The two main RT solution techniques treat the discretization of directions quite differently. In MC, the direction of the photons is not discretized but sampled from a probability function. For example, the calculation of the scattered intensity in MC is based directly on the scattering phase function, allowing an arbitrarily precise solution. In RayT, a discrete direction grid is used for all calculations. The scattered intensity calculation is done on the direction grid, potentially undersampling the scattering process in the direction space of the solution.
Another issue in direction space is the divergence of rays or photon tracks. The chance to miss physically important parts of the domain increases with the distance from the current point or cell. When tracing the radiation from a single source, this can lead to large errors in the computed radiation field for distant cells, or long runtimes to increase resolution using more photons or rays. Solutions to this issue exist and are discussed in the Monte Carlo Solution Method and Ray-Tracing Solution Method sections, below.
3.3. Wavelength and Dust Grain Grids
One must consider variations in source spectra and dust opacity when choosing a wavelength grid. The spectrum of the radiation sources should be covered well enough to resolve the overall shape and any important spectral features (e.g., emission lines).

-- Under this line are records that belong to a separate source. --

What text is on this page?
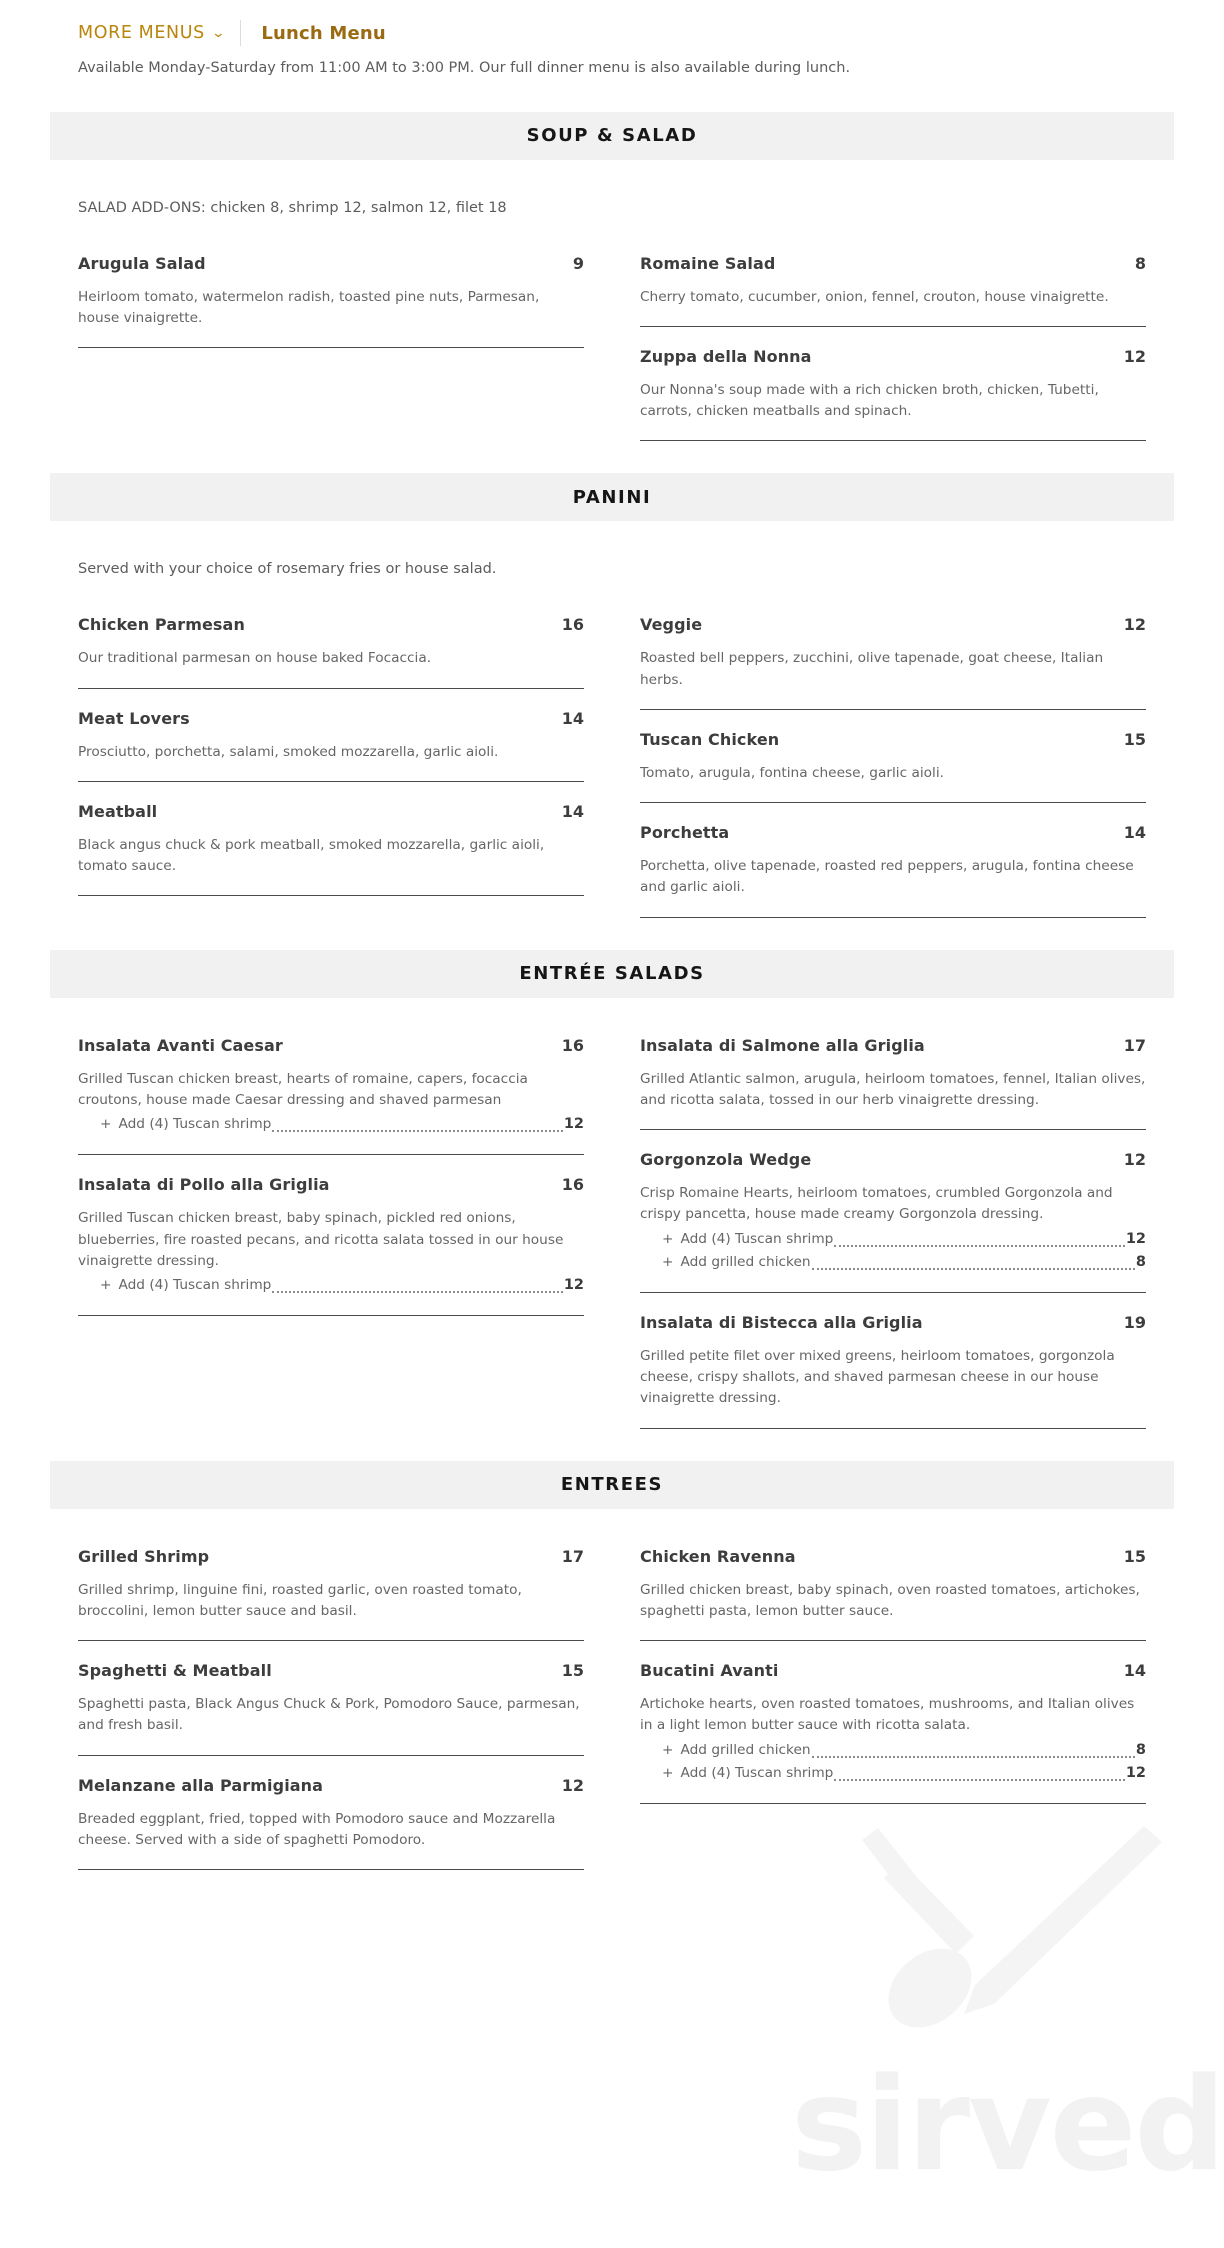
sirved
MORE MENUS ⌄ Lunch Menu
Available Monday-Saturday from 11:00 AM to 3:00 PM. Our full dinner menu is also available during lunch.
SOUP & SALAD
SALAD ADD-ONS: chicken 8, shrimp 12, salmon 12, filet 18
Arugula Salad	9
Heirloom tomato, watermelon radish, toasted pine nuts, Parmesan, house vinaigrette.
Romaine Salad	8
Cherry tomato, cucumber, onion, fennel, crouton, house vinaigrette.
Zuppa della Nonna	12
Our Nonna's soup made with a rich chicken broth, chicken, Tubetti, carrots, chicken meatballs and spinach.
PANINI
Served with your choice of rosemary fries or house salad.
Chicken Parmesan	16
Our traditional parmesan on house baked Focaccia.
Meat Lovers	14
Prosciutto, porchetta, salami, smoked mozzarella, garlic aioli.
Meatball	14
Black angus chuck & pork meatball, smoked mozzarella, garlic aioli, tomato sauce.
Veggie	12
Roasted bell peppers, zucchini, olive tapenade, goat cheese, Italian herbs.
Tuscan Chicken	15
Tomato, arugula, fontina cheese, garlic aioli.
Porchetta	14
Porchetta, olive tapenade, roasted red peppers, arugula, fontina cheese and garlic aioli.
ENTRÉE SALADS
Insalata Avanti Caesar	16
Grilled Tuscan chicken breast, hearts of romaine, capers, focaccia croutons, house made Caesar dressing and shaved parmesan
+ Add (4) Tuscan shrimp	12
Insalata di Pollo alla Griglia	16
Grilled Tuscan chicken breast, baby spinach, pickled red onions, blueberries, fire roasted pecans, and ricotta salata tossed in our house vinaigrette dressing.
+ Add (4) Tuscan shrimp	12
Insalata di Salmone alla Griglia	17
Grilled Atlantic salmon, arugula, heirloom tomatoes, fennel, Italian olives, and ricotta salata, tossed in our herb vinaigrette dressing.
Gorgonzola Wedge	12
Crisp Romaine Hearts, heirloom tomatoes, crumbled Gorgonzola and crispy pancetta, house made creamy Gorgonzola dressing.
+ Add (4) Tuscan shrimp	12
+ Add grilled chicken	8
Insalata di Bistecca alla Griglia	19
Grilled petite filet over mixed greens, heirloom tomatoes, gorgonzola cheese, crispy shallots, and shaved parmesan cheese in our house vinaigrette dressing.
ENTREES
Grilled Shrimp	17
Grilled shrimp, linguine fini, roasted garlic, oven roasted tomato, broccolini, lemon butter sauce and basil.
Spaghetti & Meatball	15
Spaghetti pasta, Black Angus Chuck & Pork, Pomodoro Sauce, parmesan, and fresh basil.
Melanzane alla Parmigiana	12
Breaded eggplant, fried, topped with Pomodoro sauce and Mozzarella cheese. Served with a side of spaghetti Pomodoro.
Chicken Ravenna	15
Grilled chicken breast, baby spinach, oven roasted tomatoes, artichokes, spaghetti pasta, lemon butter sauce.
Bucatini Avanti	14
Artichoke hearts, oven roasted tomatoes, mushrooms, and Italian olives in a light lemon butter sauce with ricotta salata.
+ Add grilled chicken	8
+ Add (4) Tuscan shrimp	12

The wavelength grid should resolve variations in the grain properties (e.g., opacities and scattering properties). Where there are features in the dust properties (e.g., 2175Å bump, MIR aromatic/PAH features), the wavelength grid should resolve the feature, ideally including a point at the maximum of each feature as well as enough points to Nyquist sample the feature.
Beside the discretization of the variables entering the intensity directly, the size distribution of the grains needs to be discretized if not given analytically. The grain size discretization can have a strong impact on the radiation field. The extinction of the radiation is the sum of the extinction of the different species, but the emissivity of individual grains is coupled to the intensity of the incoming radiation field (see Section 2.3).